Les gifles à l’index

La Fondation pour l’Enfance a lancé, jeudi dernier, une double campagne TV et Internet pour lutter contre l’usage de la gifle sur les enfants. Les violences éducatives sont sur la sellette. Mais où commencent-elles réellement ?

Nicolas Boursier

Le7.info

Trente secondes pour convaincre. Trente secondes pour piquer au vif. Le clip diffusé, depuis jeudi, sur le Net et le petit écran, par la Fondation pour l’Enfance, ne laissera aucun parent indifférent.

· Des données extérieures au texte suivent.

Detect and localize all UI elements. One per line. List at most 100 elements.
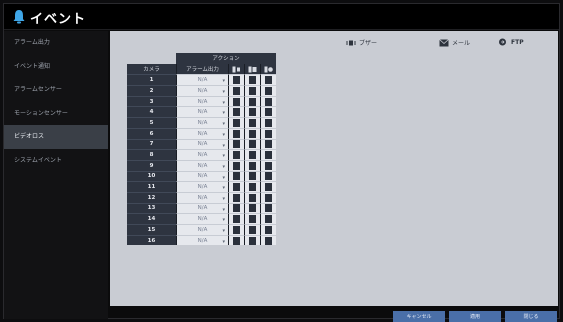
buzzer-checkbox[interactable] — [233, 151, 240, 160]
sidebar-item[interactable]: システムイベント — [4, 149, 108, 173]
email-checkbox[interactable] — [249, 118, 256, 127]
buzzer-checkbox[interactable] — [233, 86, 240, 95]
buzzer-checkbox[interactable] — [233, 129, 240, 138]
alarm-output-select[interactable]: N/A ▾ — [176, 181, 228, 192]
ftp-checkbox[interactable] — [265, 236, 272, 245]
buzzer-checkbox[interactable] — [233, 172, 240, 181]
buzzer-checkbox[interactable] — [233, 236, 240, 245]
ftp-checkbox-cell — [260, 170, 276, 182]
email-column-header[interactable] — [244, 63, 260, 75]
page-title: イベント — [30, 12, 87, 27]
ftp-checkbox-cell — [260, 74, 276, 86]
email-checkbox[interactable] — [249, 225, 256, 234]
email-checkbox[interactable] — [249, 140, 256, 149]
buzzer-checkbox[interactable] — [233, 193, 240, 202]
buzzer-checkbox[interactable] — [233, 161, 240, 170]
alarm-output-select[interactable]: N/A ▾ — [176, 191, 228, 203]
email-checkbox-icon — [248, 66, 257, 73]
camera-number: 10 — [127, 170, 176, 182]
alarm-output-select[interactable]: N/A ▾ — [176, 95, 228, 107]
buzzer-checkbox[interactable] — [233, 204, 240, 213]
alarm-output-select[interactable]: N/A ▾ — [176, 202, 228, 214]
alarm-output-select[interactable]: N/A ▾ — [176, 213, 228, 224]
email-checkbox[interactable] — [249, 76, 256, 85]
ftp-checkbox[interactable] — [265, 97, 272, 106]
email-checkbox[interactable] — [249, 183, 256, 192]
ftp-checkbox[interactable] — [265, 215, 272, 224]
alarm-output-value: N/A — [197, 119, 208, 126]
alarm-output-select[interactable]: N/A ▾ — [176, 85, 228, 96]
buzzer-checkbox-cell — [228, 191, 244, 203]
ftp-checkbox-cell — [260, 149, 276, 160]
ftp-checkbox[interactable] — [265, 183, 272, 192]
chevron-down-icon: ▾ — [222, 99, 225, 106]
video-loss-table: アクション カメラ アラーム出力 1 N/A ▾ 2 N/A ▾ 3 N/A ▾… — [127, 53, 276, 246]
buzzer-column-header[interactable] — [228, 63, 244, 75]
email-checkbox[interactable] — [249, 129, 256, 138]
ftp-checkbox[interactable] — [265, 161, 272, 170]
ftp-checkbox[interactable] — [265, 140, 272, 149]
alarm-output-select[interactable]: N/A ▾ — [176, 170, 228, 182]
buzzer-checkbox[interactable] — [233, 215, 240, 224]
alarm-output-select[interactable]: N/A ▾ — [176, 159, 228, 171]
buzzer-checkbox[interactable] — [233, 97, 240, 106]
sidebar-item[interactable]: モーションセンサー — [4, 102, 108, 126]
alarm-output-select[interactable]: N/A ▾ — [176, 224, 228, 235]
ftp-checkbox[interactable] — [265, 118, 272, 127]
ftp-checkbox[interactable] — [265, 108, 272, 117]
camera-number: 9 — [127, 159, 176, 171]
alarm-output-select[interactable]: N/A ▾ — [176, 138, 228, 150]
ftp-checkbox[interactable] — [265, 193, 272, 202]
ftp-checkbox-icon — [264, 66, 273, 73]
ftp-column-header[interactable] — [260, 63, 276, 75]
ftp-checkbox[interactable] — [265, 225, 272, 234]
cancel-button[interactable]: キャンセル — [393, 311, 445, 322]
ftp-checkbox[interactable] — [265, 76, 272, 85]
ftp-checkbox[interactable] — [265, 204, 272, 213]
sidebar-item[interactable]: ビデオロス — [4, 125, 108, 149]
email-checkbox[interactable] — [249, 151, 256, 160]
email-checkbox[interactable] — [249, 161, 256, 170]
alarm-output-value: N/A — [197, 77, 208, 84]
sidebar-item[interactable]: アラームセンサー — [4, 78, 108, 102]
ftp-checkbox[interactable] — [265, 86, 272, 95]
email-checkbox[interactable] — [249, 215, 256, 224]
email-checkbox[interactable] — [249, 236, 256, 245]
ftp-checkbox-cell — [260, 159, 276, 171]
buzzer-checkbox[interactable] — [233, 108, 240, 117]
email-checkbox[interactable] — [249, 204, 256, 213]
buzzer-checkbox[interactable] — [233, 183, 240, 192]
alarm-output-select[interactable]: N/A ▾ — [176, 74, 228, 86]
alarm-output-value: N/A — [197, 109, 208, 116]
chevron-down-icon: ▾ — [222, 78, 225, 85]
email-checkbox[interactable] — [249, 108, 256, 117]
sidebar-item[interactable]: アラーム出力 — [4, 31, 108, 55]
camera-number: 2 — [127, 85, 176, 96]
table-row: 1 N/A ▾ — [127, 74, 276, 86]
email-checkbox[interactable] — [249, 97, 256, 106]
alarm-output-select[interactable]: N/A ▾ — [176, 234, 228, 246]
apply-button[interactable]: 適用 — [449, 311, 501, 322]
buzzer-checkbox[interactable] — [233, 225, 240, 234]
email-checkbox[interactable] — [249, 172, 256, 181]
alarm-output-select[interactable]: N/A ▾ — [176, 106, 228, 118]
ftp-checkbox[interactable] — [265, 129, 272, 138]
buzzer-checkbox[interactable] — [233, 140, 240, 149]
ftp-checkbox-cell — [260, 106, 276, 118]
email-checkbox[interactable] — [249, 86, 256, 95]
alarm-output-select[interactable]: N/A ▾ — [176, 117, 228, 128]
ftp-checkbox-cell — [260, 181, 276, 192]
alarm-output-select[interactable]: N/A ▾ — [176, 127, 228, 139]
email-checkbox[interactable] — [249, 193, 256, 202]
buzzer-checkbox[interactable] — [233, 76, 240, 85]
buzzer-checkbox[interactable] — [233, 118, 240, 127]
ftp-checkbox[interactable] — [265, 172, 272, 181]
ftp-checkbox[interactable] — [265, 151, 272, 160]
alarm-output-select[interactable]: N/A ▾ — [176, 149, 228, 160]
sidebar-item[interactable]: イベント通知 — [4, 55, 108, 79]
buzzer-checkbox-cell — [228, 95, 244, 107]
ftp-icon — [499, 38, 506, 46]
table-row: 2 N/A ▾ — [127, 85, 276, 96]
ftp-checkbox-cell — [260, 95, 276, 107]
close-button[interactable]: 閉じる — [505, 311, 557, 322]
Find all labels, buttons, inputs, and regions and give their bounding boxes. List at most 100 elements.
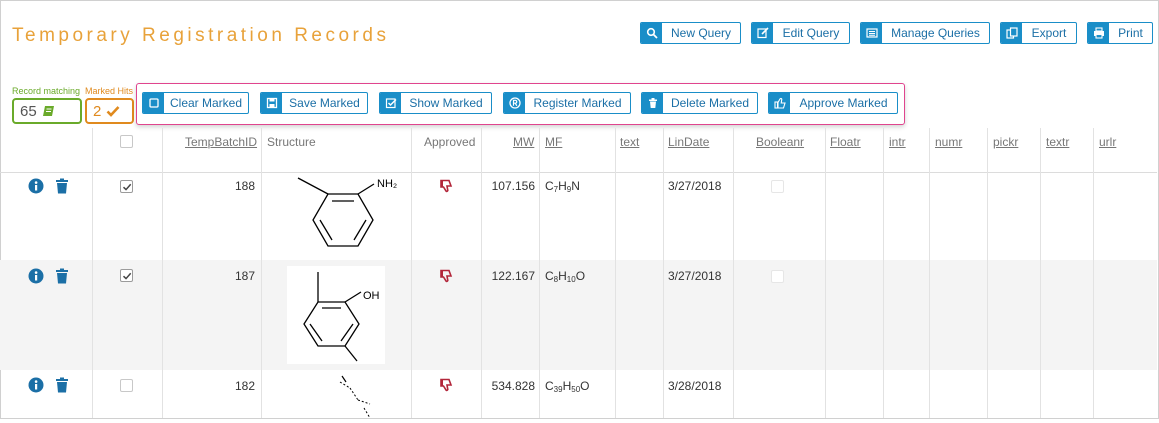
row-select-checkbox[interactable] <box>120 379 133 392</box>
manage-queries-button[interactable]: Manage Queries <box>860 22 990 44</box>
column-divider <box>987 128 988 418</box>
tempbatchid-value: 188 <box>234 179 255 193</box>
row-select-checkbox[interactable] <box>120 269 133 282</box>
edit-query-label: Edit Query <box>782 26 840 40</box>
thumbs-down-icon[interactable] <box>439 179 453 198</box>
trash-icon <box>642 93 663 113</box>
tempbatchid-value: 182 <box>234 379 255 393</box>
mf-value: C39H50O <box>545 379 590 394</box>
col-pickr[interactable]: pickr <box>993 135 1018 149</box>
lindate-value: 3/27/2018 <box>668 269 722 283</box>
col-intr[interactable]: intr <box>889 135 906 149</box>
checkbox-icon <box>380 93 401 113</box>
lindate-value: 3/27/2018 <box>668 179 722 193</box>
thumbs-up-icon <box>769 93 790 113</box>
trash-icon[interactable] <box>55 377 69 398</box>
table-row: 188 NH₂ 107.156 C7H9N 3/27/2018 <box>0 172 1157 260</box>
mf-value: C7H9N <box>545 179 580 194</box>
hydroxyl-label: OH <box>363 290 380 302</box>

On y voit une maman gifler sa petite fille, coupable d’avoir renversé son verre de jus d’orange sur la table. Et cette autre image, quasi immédiate, de la grand-mère, témoin de la scène, s’avançant vers sa progéniture, la prenant dans ses bras et lui demandant pardon. En conclusion, cette incrustation : « Des parents qui battent leurs enfants ont souvent été des enfants battus. » Puis cette autre : «Eduquons nos enfants sans violence, ni claques, ni fessées.» Et cette dernière : « Vingt-huit pays ont déjà interdit ces pratiques inefficaces et traumatisantes. » La France, pas encore ! S’y résoudra-telle? Le débat est ouvert.

Des cas à part


Philippe a vu cette vidéo. Pour lui, cela ne fait pas de doute, « la répression physique n’a jamais fait avancer les choses ». Papa de trois enfants, aujourd’hui pré-ados, ce Poitevin de 37 ans n’imagine même pas pouvoir lever la main sur ses rejetons. « C’est au-dessus de mes forces et de mes règles de vie. J’estime que l’on peut éduquer ses gamins, les faire évoluer et prendre conscience des réalités de la vie par la communication et l’écoute. J’ai toujours fait comme cela et ça marche. »

Sans doute toutes les familles ne se reconnaîtront-elles pas dans cet exemple «idyllique». Combien d’entre nous sont confrontés, chaque jour, à l’impulsion épidermique de la « main alerte » ? Les «fesses qui sentent la savate » trônent sur plus d’un canapé. «C’est vrai, confirme Laura, 43 ans, elle aussi mère de trois ados. Personnellement, je ne suis pas du genre à taper, mais il est des cas où le cerveau ne fait plus la distinction. » Lesquels ? « Lorsque mes enfants manquent de respect, à  leurs parents mais surtout aux voisins ou à tout autre adulte rencontré. Et puis, lorsqu’ils se mettent physiquement en danger ou mettent en danger la santé des autres. Là, je ne peux supporter. »

Légiférer ? Pour quoi faire ?

La peur libère bien souvent le venin de la révolte «claquante ». Faut-il adhérer ? Louis Tandonnet, chef de clinique au pavillon Tony-Lainé du centre Henri-Laborit, nuance. « Je ne verrais pas l’intérêt de légiférer. Car il y a, selon moi, une différence fondamentale entre l’acte de violence gratuit, propre à soumettre l’enfant et la fessée réprobatrice, assénée comme une alerte au débordement. »

Confronté, au quotidien, à des ados « difficiles », le psychiatre sait plus que tout autre ce que l’acte de soumission peut engendrer comme ravages. « Biologiquement, l’enfant n’a pas changé en trente ans. Sans doute a-t-il davantage besoin de s’affirmer. Réclamer son respect, c’est avant tout le respecter. Le faire évoluer, en acceptant qu’il délimite lui-même le cadre de son évolution. La violence physique outrancière est insupportable, mais la manipulation mentale l’est tout autant. »

L’inhibition psychique serait donc aussi destructrice que la violence physique. Le médecin l’assure. Tout en confirmant que, dans la très grande majorité des cas, les parents reproduisent sur leurs enfants ce qu’ils ont vécu dans leur jeunesse. Là-dessus au moins, le clip s’inscrit dans le concret. Pour le reste, chacun jugera.